Ich selbst bediene mich ihrer leider auch manchmal - meistens um im Versmaß zu bleiben. Das passiert aber eigentlich nur, wenn man keine Platzvorgaben hat. Natürlich leidet die Verdichtung darunter. In richtig guten Limericks zum Beispiel gibt es in der Regel keinen Platz für Füllwörter, der Verdichtungsgrad ist entsprechend hoch.
Dennoch kann ich in der humorvollen Dichtung eher mit Füllwörtern leben als in ernsteren Werken. Zum Beispiel sprechen mich auch sehr sehr viele Sonette hier wenig an (ich habe aber auch schon sehr schöne gelesen), weil die relativ langen Verse den Autor häufig zum "Schwafeln" einladen (meine Erklärung). Aber ich schweife ab. Zurück zum vorliegenden Beispiel:
ein Anflug dieser Traurigkeit,

die seltsam schweigen macht
Nach nochmaligem Lesen finde ich den Übergang von S1 zu S2 doch ganz ansprechend. Selbst das "seltsam", obwohl ich mir nicht sicher bin, ob das Schweigen wirklich seltsam ist. Aber okay, das kannst du ganz anders empfinden.
und aller Sinne sachtes Gut
erkühlt in jene Trauer tut.
Hier stelle ich nach erneutem Lesen fest, dass ich nicht nur das Adjektiv, sondern sogar beide Verse für Füllstoff halte.

Dessen ungeachtet gefällt mir an deiner Version der gewisse Nachhall, den die Binnenreime(?) sacht auf macht bzw. gut (S3V1) auf tut erzeugen.

In der Hoffnung, nicht allzu verschwurbelt argumentiert zu haben...

grüßt Bodo

Thomas 05.09.2015 15:58

Lieber Erich, lieber Bodo,

ich habe Erichs Version extra unter meine gestellt, weil ich sie sehr gut finde, eben anders, aber gut. Das mache ich normalerweise nicht.

Die Foren-Debatten über Füllworte, Wortwiederholungen, etc. nehme ich für mich nicht besonders ernst, da ich glaube, dass ich meistens (und Erich auch) ohne derartige Anfängerfehler auskomme. Außerdem sind die angemahnte Worte oft wichtig und gut.

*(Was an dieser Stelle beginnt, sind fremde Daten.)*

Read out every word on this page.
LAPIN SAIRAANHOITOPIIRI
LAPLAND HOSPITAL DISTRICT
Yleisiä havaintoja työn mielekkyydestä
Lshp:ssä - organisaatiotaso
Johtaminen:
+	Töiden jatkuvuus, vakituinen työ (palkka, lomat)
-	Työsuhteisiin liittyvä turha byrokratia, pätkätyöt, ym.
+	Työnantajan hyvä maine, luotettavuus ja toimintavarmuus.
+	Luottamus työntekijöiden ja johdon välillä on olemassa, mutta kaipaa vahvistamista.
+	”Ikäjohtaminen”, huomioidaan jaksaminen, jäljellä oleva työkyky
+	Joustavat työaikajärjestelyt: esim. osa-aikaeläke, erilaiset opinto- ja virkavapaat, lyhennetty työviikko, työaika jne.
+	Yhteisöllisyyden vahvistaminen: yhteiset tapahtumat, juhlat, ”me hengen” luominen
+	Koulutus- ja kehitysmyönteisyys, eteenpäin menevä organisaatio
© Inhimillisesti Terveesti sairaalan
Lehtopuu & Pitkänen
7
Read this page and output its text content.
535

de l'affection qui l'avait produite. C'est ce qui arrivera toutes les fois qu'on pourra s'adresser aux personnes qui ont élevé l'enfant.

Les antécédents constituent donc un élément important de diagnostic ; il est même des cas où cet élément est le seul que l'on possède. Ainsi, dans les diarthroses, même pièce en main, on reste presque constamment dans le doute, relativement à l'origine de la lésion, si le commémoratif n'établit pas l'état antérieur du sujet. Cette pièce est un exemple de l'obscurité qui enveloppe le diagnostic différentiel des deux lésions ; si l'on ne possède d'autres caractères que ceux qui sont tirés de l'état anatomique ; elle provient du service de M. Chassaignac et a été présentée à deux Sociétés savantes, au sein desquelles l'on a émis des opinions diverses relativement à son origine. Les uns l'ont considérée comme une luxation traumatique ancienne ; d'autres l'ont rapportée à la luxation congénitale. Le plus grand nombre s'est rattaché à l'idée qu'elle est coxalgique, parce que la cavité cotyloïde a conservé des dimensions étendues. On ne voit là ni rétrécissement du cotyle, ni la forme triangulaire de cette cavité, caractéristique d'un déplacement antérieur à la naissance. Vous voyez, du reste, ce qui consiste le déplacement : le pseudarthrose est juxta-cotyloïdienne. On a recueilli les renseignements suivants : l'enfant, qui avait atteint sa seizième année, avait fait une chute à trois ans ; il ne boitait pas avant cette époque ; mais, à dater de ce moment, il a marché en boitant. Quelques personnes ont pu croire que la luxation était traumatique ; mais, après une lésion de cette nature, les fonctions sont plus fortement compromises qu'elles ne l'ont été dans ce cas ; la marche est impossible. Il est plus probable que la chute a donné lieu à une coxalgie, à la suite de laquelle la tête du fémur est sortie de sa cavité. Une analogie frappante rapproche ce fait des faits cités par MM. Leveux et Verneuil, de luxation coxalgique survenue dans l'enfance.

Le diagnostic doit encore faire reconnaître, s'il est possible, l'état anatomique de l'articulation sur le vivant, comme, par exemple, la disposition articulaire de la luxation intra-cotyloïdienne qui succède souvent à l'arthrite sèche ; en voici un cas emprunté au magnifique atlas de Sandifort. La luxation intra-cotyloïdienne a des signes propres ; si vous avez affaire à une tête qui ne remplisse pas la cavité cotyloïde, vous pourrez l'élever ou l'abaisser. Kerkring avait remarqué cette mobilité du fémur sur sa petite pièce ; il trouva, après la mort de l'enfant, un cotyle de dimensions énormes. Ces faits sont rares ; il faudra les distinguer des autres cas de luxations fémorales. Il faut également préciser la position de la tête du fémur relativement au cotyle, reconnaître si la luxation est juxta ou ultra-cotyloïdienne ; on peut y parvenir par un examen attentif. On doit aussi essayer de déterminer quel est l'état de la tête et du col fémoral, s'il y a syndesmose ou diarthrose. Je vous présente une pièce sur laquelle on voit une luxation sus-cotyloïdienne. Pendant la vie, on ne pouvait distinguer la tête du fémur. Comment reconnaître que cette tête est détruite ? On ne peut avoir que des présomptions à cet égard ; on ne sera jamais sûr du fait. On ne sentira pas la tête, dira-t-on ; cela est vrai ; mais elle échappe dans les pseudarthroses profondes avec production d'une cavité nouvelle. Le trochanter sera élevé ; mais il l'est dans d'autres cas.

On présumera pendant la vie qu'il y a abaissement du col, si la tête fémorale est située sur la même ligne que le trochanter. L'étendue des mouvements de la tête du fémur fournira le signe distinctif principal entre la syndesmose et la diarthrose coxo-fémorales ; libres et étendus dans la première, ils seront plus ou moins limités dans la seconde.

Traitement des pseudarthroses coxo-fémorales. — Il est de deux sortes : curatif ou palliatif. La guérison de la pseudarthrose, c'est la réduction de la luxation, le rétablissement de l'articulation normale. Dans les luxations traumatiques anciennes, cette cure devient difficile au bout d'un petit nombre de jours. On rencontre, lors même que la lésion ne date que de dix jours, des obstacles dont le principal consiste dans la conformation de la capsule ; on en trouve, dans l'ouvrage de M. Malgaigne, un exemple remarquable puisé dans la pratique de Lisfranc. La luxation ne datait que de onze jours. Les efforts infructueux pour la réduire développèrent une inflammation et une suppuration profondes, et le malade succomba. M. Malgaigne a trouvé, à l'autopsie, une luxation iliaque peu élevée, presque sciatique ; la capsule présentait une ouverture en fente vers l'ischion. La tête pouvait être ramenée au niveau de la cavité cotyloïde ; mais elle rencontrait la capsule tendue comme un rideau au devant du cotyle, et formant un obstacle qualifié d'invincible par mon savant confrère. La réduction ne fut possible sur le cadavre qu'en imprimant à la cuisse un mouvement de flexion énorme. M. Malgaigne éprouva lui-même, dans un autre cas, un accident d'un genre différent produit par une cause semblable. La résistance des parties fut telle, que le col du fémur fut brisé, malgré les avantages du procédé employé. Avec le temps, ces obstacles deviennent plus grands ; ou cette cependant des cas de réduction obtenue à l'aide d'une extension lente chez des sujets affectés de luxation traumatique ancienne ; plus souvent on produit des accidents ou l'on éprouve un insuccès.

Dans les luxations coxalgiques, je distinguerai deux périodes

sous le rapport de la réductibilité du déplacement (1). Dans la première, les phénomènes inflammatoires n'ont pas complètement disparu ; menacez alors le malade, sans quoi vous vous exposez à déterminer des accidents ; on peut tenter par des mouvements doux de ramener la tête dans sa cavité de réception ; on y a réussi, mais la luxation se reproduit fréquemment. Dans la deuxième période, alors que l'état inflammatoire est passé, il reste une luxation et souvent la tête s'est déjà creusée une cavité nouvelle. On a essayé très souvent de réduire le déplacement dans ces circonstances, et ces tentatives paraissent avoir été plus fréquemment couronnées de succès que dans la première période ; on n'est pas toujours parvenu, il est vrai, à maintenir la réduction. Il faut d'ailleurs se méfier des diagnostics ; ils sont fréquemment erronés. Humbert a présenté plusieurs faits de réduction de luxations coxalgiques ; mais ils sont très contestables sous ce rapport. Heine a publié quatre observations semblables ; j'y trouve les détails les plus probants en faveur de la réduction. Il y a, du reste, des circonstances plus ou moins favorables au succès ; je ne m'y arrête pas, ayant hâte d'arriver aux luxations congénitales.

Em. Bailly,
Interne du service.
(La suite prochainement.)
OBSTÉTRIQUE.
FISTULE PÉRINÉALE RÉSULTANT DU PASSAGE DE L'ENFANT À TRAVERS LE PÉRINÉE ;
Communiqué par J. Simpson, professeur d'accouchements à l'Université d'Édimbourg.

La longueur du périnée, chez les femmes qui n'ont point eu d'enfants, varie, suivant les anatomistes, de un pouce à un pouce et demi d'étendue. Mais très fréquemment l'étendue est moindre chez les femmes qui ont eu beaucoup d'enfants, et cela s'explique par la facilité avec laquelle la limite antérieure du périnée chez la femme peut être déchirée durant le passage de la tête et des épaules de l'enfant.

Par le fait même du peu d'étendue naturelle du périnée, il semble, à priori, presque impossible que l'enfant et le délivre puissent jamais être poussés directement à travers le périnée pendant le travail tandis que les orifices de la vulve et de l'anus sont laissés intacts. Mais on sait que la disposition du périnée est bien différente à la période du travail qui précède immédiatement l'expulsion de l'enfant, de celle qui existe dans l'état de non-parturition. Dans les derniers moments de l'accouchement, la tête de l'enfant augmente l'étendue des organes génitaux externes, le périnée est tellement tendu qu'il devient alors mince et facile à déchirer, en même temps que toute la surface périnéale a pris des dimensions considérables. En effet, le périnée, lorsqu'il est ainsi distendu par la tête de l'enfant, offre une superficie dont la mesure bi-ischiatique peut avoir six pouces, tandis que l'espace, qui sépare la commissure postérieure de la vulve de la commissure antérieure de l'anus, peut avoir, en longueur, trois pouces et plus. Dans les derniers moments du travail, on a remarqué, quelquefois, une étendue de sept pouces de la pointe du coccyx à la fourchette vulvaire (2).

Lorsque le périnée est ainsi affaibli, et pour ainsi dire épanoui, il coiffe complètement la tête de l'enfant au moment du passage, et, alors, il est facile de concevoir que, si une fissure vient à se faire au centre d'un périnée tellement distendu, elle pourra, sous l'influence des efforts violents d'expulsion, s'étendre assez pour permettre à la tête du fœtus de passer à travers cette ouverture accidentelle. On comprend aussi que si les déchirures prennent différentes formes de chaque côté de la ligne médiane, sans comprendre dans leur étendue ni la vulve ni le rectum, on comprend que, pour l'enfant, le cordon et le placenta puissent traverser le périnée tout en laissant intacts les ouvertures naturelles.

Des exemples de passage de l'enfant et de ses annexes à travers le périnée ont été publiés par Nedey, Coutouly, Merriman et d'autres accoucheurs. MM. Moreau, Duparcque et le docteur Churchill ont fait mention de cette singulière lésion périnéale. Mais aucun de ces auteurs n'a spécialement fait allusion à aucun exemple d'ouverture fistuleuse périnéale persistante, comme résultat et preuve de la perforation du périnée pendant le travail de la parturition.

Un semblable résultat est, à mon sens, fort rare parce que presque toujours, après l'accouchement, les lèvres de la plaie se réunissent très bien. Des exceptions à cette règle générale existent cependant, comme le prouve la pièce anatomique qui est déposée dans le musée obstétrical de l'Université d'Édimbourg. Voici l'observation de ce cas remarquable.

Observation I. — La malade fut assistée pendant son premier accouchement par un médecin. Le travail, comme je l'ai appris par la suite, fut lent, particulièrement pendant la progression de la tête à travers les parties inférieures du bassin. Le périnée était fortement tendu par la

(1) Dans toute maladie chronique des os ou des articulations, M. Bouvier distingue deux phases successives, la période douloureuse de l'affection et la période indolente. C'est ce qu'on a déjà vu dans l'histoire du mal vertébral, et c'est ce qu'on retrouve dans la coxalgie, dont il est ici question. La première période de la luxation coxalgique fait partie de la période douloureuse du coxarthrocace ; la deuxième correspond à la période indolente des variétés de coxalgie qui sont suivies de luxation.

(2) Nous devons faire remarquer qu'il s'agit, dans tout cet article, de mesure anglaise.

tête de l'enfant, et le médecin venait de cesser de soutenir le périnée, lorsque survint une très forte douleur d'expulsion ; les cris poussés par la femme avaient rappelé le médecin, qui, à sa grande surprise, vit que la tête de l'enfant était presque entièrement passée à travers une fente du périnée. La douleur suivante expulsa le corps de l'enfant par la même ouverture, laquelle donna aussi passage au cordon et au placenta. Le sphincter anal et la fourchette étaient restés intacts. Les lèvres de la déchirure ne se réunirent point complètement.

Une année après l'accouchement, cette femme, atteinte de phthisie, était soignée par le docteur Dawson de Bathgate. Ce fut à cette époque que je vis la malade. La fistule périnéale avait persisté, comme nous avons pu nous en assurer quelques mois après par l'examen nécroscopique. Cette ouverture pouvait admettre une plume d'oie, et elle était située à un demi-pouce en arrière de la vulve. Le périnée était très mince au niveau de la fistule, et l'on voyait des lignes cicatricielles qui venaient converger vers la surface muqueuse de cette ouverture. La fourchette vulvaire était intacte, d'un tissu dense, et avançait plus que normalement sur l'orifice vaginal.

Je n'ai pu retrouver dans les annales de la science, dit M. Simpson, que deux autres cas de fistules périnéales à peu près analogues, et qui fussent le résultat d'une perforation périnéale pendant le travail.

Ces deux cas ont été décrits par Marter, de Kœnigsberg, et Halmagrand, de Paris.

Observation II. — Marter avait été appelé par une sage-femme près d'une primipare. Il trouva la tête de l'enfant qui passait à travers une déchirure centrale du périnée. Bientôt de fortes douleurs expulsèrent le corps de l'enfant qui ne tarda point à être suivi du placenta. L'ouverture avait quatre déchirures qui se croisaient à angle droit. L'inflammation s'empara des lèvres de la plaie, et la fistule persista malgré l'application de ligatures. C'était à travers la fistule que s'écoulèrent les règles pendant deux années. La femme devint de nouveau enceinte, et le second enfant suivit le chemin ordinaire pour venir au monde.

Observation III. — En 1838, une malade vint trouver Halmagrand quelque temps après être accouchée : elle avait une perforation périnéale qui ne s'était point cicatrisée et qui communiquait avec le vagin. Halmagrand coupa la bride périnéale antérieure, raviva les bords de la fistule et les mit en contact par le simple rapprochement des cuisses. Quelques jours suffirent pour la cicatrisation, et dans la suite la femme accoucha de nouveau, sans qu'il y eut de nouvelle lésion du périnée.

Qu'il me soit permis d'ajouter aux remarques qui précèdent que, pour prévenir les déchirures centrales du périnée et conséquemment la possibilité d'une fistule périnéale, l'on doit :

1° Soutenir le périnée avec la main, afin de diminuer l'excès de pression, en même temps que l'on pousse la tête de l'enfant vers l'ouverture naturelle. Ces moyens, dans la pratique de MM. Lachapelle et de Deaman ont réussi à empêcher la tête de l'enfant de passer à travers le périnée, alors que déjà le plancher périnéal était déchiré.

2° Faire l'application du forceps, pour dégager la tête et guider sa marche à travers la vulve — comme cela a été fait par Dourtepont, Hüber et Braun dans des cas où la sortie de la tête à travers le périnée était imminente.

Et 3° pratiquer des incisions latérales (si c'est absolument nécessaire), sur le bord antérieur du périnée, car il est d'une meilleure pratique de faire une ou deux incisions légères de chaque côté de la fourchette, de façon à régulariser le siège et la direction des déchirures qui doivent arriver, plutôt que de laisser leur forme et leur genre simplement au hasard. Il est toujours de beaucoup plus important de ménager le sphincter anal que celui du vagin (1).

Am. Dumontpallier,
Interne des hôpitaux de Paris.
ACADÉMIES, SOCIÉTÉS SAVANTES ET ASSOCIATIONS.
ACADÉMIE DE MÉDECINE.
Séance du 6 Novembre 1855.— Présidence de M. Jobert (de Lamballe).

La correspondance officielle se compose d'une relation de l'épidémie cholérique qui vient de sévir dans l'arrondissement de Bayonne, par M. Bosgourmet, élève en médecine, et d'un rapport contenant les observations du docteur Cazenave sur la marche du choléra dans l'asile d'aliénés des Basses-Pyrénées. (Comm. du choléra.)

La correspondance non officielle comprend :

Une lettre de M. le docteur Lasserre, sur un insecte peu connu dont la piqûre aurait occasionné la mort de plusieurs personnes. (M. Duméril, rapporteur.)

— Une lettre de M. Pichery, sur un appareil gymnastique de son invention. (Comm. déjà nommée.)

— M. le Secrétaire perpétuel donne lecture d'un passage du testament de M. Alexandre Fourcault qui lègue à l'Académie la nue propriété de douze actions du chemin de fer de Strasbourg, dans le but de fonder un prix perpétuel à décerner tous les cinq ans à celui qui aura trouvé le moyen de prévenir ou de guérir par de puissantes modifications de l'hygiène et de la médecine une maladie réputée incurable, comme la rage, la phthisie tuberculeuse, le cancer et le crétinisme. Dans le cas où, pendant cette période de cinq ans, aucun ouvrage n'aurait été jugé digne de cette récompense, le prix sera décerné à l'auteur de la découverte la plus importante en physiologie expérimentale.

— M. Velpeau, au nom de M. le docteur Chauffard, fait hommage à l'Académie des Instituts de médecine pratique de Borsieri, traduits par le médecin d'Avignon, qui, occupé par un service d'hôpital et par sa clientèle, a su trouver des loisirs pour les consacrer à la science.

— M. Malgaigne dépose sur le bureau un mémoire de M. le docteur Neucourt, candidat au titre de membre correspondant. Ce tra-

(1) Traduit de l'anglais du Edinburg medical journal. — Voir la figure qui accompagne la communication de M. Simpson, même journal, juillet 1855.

Konkret sind im vorliegenden Fall natürlich die drei eingeschobenen Mittelzeilen von Erichs Version eine "Füllung", welche die in meiner Version nur angedeutet Gefühlslage erläutern. Beides geht. Es ist sicher sehr schwierig ein objektives Kriterium dafür zu finden, welches bestimmen könnte, was besser ist.

Liebe Grüße
Thomas

Bodo Neumann 05.09.2015 17:00

Zitat:

Es ist sicher sehr schwierig ein objektives Kriterium dafür zu finden, welches bestimmen könnte, was besser ist.
Hallo Thomas,

das ist zweifellos so. Wir können nur über subjektives Empfinden diskutieren - nichts anderes habe ich getan. Mir ist klar, dass Verse auf jeden anders wirken können.